In the late 1650s he was taken out of school to help on his mother's farm, where he was clearly the world's worst farmer. His uncle detecting the scholar in the young man said that he had to be sent to Cambridge. In 1660 this was done and in 1665 Newton graduated. The plague hit London and he retired to his mother's farm to remain out of danger. He had already worked out the binomial theorem in mathematics.

At his mother's farm something greater happened. He watched an apple fall to the ground and began to wonder if the same force that pulled the apple down also held the Moon in its grip. The story of the apple has often been thought a myth, but according to Newton's own words, it is true. This event led him to a great scientific discovery.

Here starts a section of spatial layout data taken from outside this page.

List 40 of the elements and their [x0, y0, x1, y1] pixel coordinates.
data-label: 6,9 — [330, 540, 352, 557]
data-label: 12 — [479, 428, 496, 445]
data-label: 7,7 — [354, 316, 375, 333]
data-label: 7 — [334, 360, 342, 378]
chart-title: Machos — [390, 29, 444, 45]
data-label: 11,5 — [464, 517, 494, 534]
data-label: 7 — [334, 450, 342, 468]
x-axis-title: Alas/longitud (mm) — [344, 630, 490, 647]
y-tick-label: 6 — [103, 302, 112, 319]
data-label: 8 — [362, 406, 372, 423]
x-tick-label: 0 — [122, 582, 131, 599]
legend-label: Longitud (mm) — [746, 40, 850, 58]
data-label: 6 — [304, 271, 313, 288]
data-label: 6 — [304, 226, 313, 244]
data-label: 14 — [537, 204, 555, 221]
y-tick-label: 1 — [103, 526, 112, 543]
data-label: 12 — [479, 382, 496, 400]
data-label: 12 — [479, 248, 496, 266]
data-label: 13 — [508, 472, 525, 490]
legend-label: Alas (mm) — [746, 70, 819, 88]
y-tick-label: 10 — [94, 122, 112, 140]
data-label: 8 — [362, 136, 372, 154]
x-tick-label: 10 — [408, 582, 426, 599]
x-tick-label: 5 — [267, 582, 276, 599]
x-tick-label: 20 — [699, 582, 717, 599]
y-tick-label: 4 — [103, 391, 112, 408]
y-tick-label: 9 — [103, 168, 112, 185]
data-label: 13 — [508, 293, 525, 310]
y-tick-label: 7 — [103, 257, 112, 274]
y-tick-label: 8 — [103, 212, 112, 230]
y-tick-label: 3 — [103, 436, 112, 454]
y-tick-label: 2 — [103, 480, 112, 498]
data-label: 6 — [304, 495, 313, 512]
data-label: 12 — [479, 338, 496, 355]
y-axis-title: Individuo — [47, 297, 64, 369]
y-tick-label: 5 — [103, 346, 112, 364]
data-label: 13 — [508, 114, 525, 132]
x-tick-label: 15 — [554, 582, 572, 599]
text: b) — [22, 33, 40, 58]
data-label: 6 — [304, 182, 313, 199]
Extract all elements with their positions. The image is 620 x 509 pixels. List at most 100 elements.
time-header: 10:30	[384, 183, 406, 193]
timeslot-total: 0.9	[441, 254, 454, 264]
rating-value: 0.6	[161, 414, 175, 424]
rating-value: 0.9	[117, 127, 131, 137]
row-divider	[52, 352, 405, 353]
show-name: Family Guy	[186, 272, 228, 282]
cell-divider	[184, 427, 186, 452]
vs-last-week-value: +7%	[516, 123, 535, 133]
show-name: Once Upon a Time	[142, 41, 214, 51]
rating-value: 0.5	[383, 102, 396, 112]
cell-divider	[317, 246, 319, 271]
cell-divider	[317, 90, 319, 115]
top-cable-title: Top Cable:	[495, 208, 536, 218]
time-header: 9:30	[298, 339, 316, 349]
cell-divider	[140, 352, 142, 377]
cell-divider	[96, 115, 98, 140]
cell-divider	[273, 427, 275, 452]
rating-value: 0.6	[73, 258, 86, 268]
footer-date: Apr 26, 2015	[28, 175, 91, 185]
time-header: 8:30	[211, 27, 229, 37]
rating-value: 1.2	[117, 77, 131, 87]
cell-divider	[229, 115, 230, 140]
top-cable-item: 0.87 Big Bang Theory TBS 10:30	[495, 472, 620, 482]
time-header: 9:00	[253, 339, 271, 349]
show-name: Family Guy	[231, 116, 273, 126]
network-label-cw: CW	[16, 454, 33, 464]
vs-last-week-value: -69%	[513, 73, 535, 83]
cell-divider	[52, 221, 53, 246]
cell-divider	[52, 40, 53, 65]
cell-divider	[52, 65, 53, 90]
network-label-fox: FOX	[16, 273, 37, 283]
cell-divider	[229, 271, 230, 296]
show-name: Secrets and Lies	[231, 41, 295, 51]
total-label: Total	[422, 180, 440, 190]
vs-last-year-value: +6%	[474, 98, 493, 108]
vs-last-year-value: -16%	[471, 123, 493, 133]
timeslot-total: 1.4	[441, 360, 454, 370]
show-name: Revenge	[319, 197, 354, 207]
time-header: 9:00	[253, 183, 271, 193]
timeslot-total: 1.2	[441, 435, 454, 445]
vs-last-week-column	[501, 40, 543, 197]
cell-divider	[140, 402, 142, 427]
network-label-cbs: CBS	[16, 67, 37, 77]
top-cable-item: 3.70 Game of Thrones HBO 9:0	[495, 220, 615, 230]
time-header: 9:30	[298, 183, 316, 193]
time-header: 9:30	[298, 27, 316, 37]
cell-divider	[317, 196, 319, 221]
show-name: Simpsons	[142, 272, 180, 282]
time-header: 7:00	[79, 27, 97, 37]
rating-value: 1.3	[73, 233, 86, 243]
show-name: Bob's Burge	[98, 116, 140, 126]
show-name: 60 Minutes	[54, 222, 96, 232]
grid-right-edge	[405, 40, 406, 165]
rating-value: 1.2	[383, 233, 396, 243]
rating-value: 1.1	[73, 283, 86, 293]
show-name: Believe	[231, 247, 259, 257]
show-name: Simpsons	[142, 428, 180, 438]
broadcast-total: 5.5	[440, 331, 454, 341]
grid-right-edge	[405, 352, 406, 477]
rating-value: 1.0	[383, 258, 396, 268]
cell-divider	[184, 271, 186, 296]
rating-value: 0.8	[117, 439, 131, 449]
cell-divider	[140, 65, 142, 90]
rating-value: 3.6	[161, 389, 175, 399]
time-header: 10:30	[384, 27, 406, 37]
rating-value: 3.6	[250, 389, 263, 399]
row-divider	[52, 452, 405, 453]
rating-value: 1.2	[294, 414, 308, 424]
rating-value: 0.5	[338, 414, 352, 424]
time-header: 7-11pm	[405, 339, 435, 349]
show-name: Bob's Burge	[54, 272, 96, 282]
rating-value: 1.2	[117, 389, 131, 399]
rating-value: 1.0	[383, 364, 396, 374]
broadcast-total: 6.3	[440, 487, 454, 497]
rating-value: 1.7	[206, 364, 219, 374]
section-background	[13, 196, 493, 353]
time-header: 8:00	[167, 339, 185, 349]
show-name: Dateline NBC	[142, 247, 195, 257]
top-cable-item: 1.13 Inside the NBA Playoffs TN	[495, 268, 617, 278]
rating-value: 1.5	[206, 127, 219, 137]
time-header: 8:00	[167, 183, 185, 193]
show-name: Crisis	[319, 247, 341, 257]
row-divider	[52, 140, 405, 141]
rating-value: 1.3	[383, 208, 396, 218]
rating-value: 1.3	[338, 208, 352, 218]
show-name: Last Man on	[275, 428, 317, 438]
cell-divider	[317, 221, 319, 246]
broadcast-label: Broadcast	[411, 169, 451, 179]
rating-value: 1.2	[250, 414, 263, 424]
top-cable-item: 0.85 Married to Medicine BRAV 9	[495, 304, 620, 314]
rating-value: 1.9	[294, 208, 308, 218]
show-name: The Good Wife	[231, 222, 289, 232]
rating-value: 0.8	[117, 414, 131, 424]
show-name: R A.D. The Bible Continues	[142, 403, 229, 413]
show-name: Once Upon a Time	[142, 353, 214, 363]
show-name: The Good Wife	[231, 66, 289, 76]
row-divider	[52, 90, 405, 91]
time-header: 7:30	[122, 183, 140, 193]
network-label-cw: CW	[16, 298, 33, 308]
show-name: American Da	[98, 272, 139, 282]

Newton theorized that the rate of fall was proportional to the strength of the gravitational force and that this force fell off according to the square of the distance from the centre of the Earth. (This is the famous «inverse square» law). He made his calculations which appeared to be wrong and did not prove his observation. He was dreadfully disappointed and put the problem of gravitation aside for fifteen years.

In this same period 1665—1666 Newton conducted startling optical experiments. Newton's prism experiments made him famous. In 1669 his mathematics teacher resigned in his favour and Newton at twenty-seven found himself a professor of mathematics at Cambridge. He was elected to the Royal Societyin 1672. His famous «Principia Mathematica» was published in 1687. It is the greatest scientific work ever written.

Newton was respected in his lifetime as no scientist before him. When he died he was buried in Westminster Abbey along with England's heroes. The great French literary figure Voltaire, who was visiting England at that time, commented with admiration that England honoured a mathematician as other nations honoured a king. The Latin inscription on his tomb ends with the sentence, «Mortals! Rejoice at so great an ornament to the human race!»